How Mimicking Students Can be Counterproductive

Yesterday, in the after school program, one of my students was kind of annoying me. She was supposed to be playing chess with another one of my students. For some reason, she has this obnoxious habit of making loud noises like a moose mating call. Sorry. That's how much it annoys me. I told her to quit it. So, she says "quit what?" So, I mimicked the noise that she was making. That was an impulsive and counterproductive reaction on my part. It was counterproductive because when I mimicked her, it doesn't get her focused on what behavior she should be discontinuing. It gets her focused on her enjoyment of an adult copying her. She just laughed when I did that. But, why did I mimic her? Well, it was partly because I let her get to me, but it was also because I genuinely wanted to show her what she was doing.

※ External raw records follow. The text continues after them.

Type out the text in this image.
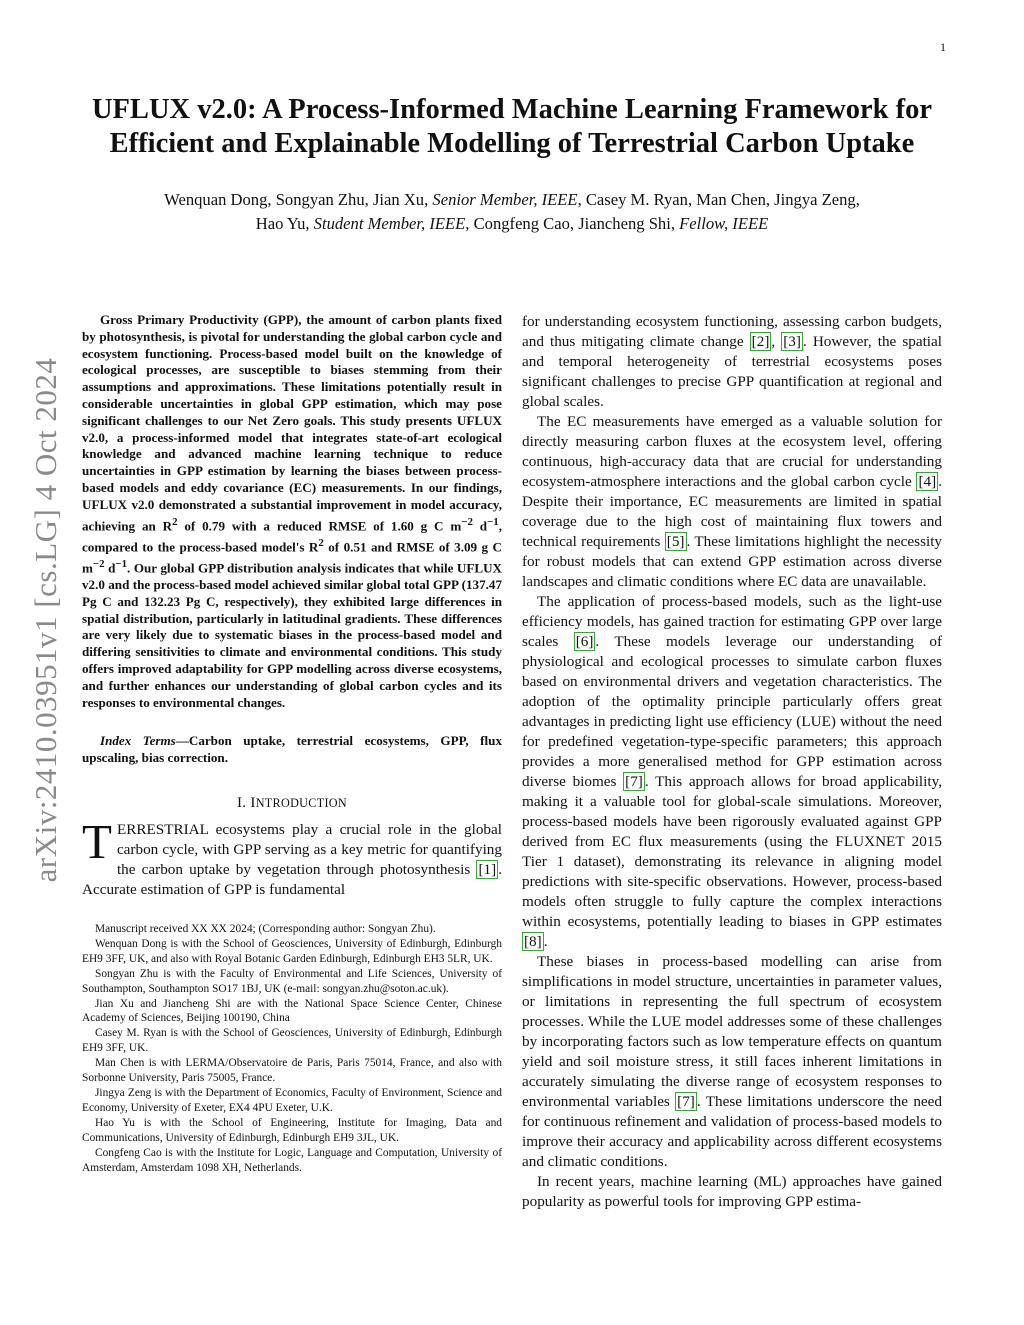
1
arXiv:2410.03951v1 [cs.LG] 4 Oct 2024
UFLUX v2.0: A Process-Informed Machine Learning Framework for
Efficient and Explainable Modelling of Terrestrial Carbon Uptake
Wenquan Dong, Songyan Zhu, Jian Xu, Senior Member, IEEE, Casey M. Ryan, Man Chen, Jingya Zeng,
Hao Yu, Student Member, IEEE, Congfeng Cao, Jiancheng Shi, Fellow, IEEE

Gross Primary Productivity (GPP), the amount of carbon plants fixed by photosynthesis, is pivotal for understanding the global carbon cycle and ecosystem functioning. Process-based model built on the knowledge of ecological processes, are susceptible to biases stemming from their assumptions and approximations. These limitations potentially result in considerable uncertainties in global GPP estimation, which may pose significant challenges to our Net Zero goals. This study presents UFLUX v2.0, a process-informed model that integrates state-of-art ecological knowledge and advanced machine learning technique to reduce uncertainties in GPP estimation by learning the biases between process-based models and eddy covariance (EC) measurements. In our findings, UFLUX v2.0 demonstrated a substantial improvement in model accuracy, achieving an $R^2$ of 0.79 with a reduced RMSE of 1.60 g C $m^{-2}$ $d^{-1}$, compared to the process-based model's $R^2$ of 0.51 and RMSE of 3.09 g C $m^{-2}$ $d^{-1}$. Our global GPP distribution analysis indicates that while UFLUX v2.0 and the process-based model achieved similar global total GPP (137.47 Pg C and 132.23 Pg C, respectively), they exhibited large differences in spatial distribution, particularly in latitudinal gradients. These differences are very likely due to systematic biases in the process-based model and differing sensitivities to climate and environmental conditions. This study offers improved adaptability for GPP modelling across diverse ecosystems, and further enhances our understanding of global carbon cycles and its responses to environmental changes.

Index Terms—Carbon uptake, terrestrial ecosystems, GPP, flux upscaling, bias correction.

I. INTRODUCTION

TERRESTRIAL ecosystems play a crucial role in the global carbon cycle, with GPP serving as a key metric for quantifying the carbon uptake by vegetation through photosynthesis [1] . Accurate estimation of GPP is fundamental

Manuscript received XX XX 2024; (Corresponding author: Songyan Zhu).

Wenquan Dong is with the School of Geosciences, University of Edinburgh, Edinburgh EH9 3FF, UK, and also with Royal Botanic Garden Edinburgh, Edinburgh EH3 5LR, UK.

Songyan Zhu is with the Faculty of Environmental and Life Sciences, University of Southampton, Southampton SO17 1BJ, UK (e-mail: songyan.zhu@soton.ac.uk).

Jian Xu and Jiancheng Shi are with the National Space Science Center, Chinese Academy of Sciences, Beijing 100190, China

Casey M. Ryan is with the School of Geosciences, University of Edinburgh, Edinburgh EH9 3FF, UK.

Man Chen is with LERMA/Observatoire de Paris, Paris 75014, France, and also with Sorbonne University, Paris 75005, France.

Jingya Zeng is with the Department of Economics, Faculty of Environment, Science and Economy, University of Exeter, EX4 4PU Exeter, U.K.

Hao Yu is with the School of Engineering, Institute for Imaging, Data and Communications, University of Edinburgh, Edinburgh EH9 3JL, UK.

Congfeng Cao is with the Institute for Logic, Language and Computation, University of Amsterdam, Amsterdam 1098 XH, Netherlands.

for understanding ecosystem functioning, assessing carbon budgets, and thus mitigating climate change [2] , [3] . However, the spatial and temporal heterogeneity of terrestrial ecosystems poses significant challenges to precise GPP quantification at regional and global scales.

The EC measurements have emerged as a valuable solution for directly measuring carbon fluxes at the ecosystem level, offering continuous, high-accuracy data that are crucial for understanding ecosystem-atmosphere interactions and the global carbon cycle [4] . Despite their importance, EC measurements are limited in spatial coverage due to the high cost of maintaining flux towers and technical requirements [5] . These limitations highlight the necessity for robust models that can extend GPP estimation across diverse landscapes and climatic conditions where EC data are unavailable.

The application of process-based models, such as the light-use efficiency models, has gained traction for estimating GPP over large scales [6] . These models leverage our understanding of physiological and ecological processes to simulate carbon fluxes based on environmental drivers and vegetation characteristics. The adoption of the optimality principle particularly offers great advantages in predicting light use efficiency (LUE) without the need for predefined vegetation-type-specific parameters; this approach provides a more generalised method for GPP estimation across diverse biomes [7] . This approach allows for broad applicability, making it a valuable tool for global-scale simulations. Moreover, process-based models have been rigorously evaluated against GPP derived from EC flux measurements (using the FLUXNET 2015 Tier 1 dataset), demonstrating its relevance in aligning model predictions with site-specific observations. However, process-based models often struggle to fully capture the complex interactions within ecosystems, potentially leading to biases in GPP estimates [8] .

These biases in process-based modelling can arise from simplifications in model structure, uncertainties in parameter values, or limitations in representing the full spectrum of ecosystem processes. While the LUE model addresses some of these challenges by incorporating factors such as low temperature effects on quantum yield and soil moisture stress, it still faces inherent limitations in accurately simulating the diverse range of ecosystem responses to environmental variables [7] . These limitations underscore the need for continuous refinement and validation of process-based models to improve their accuracy and applicability across different ecosystems and climatic conditions.

In recent years, machine learning (ML) approaches have gained popularity as powerful tools for improving GPP estima-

I thought about it today. There's a better and more obvious way for how I should have reacted. This is how I would have reacted differently:

Me: "Stop making that noise."

Her: "What noise?"

Me: "You know what I'm talking about. You've been putting your hands on your face and making that noise with your mouth. Here's the deal. You don't need to make that noise to play chess and its distracting. If you make that noise one more time. You can't play chess anymore."

Why is that better than mimicking her? For starters, I'm not really giving her something to laugh about. Hence, it makes addressing her behavior that much more serious. Also, if she truly wants to play chess, then she'll have an incentive to stop making that noise. Otherwise, she can do something else which is welcoming of her making those moose-like mating calls.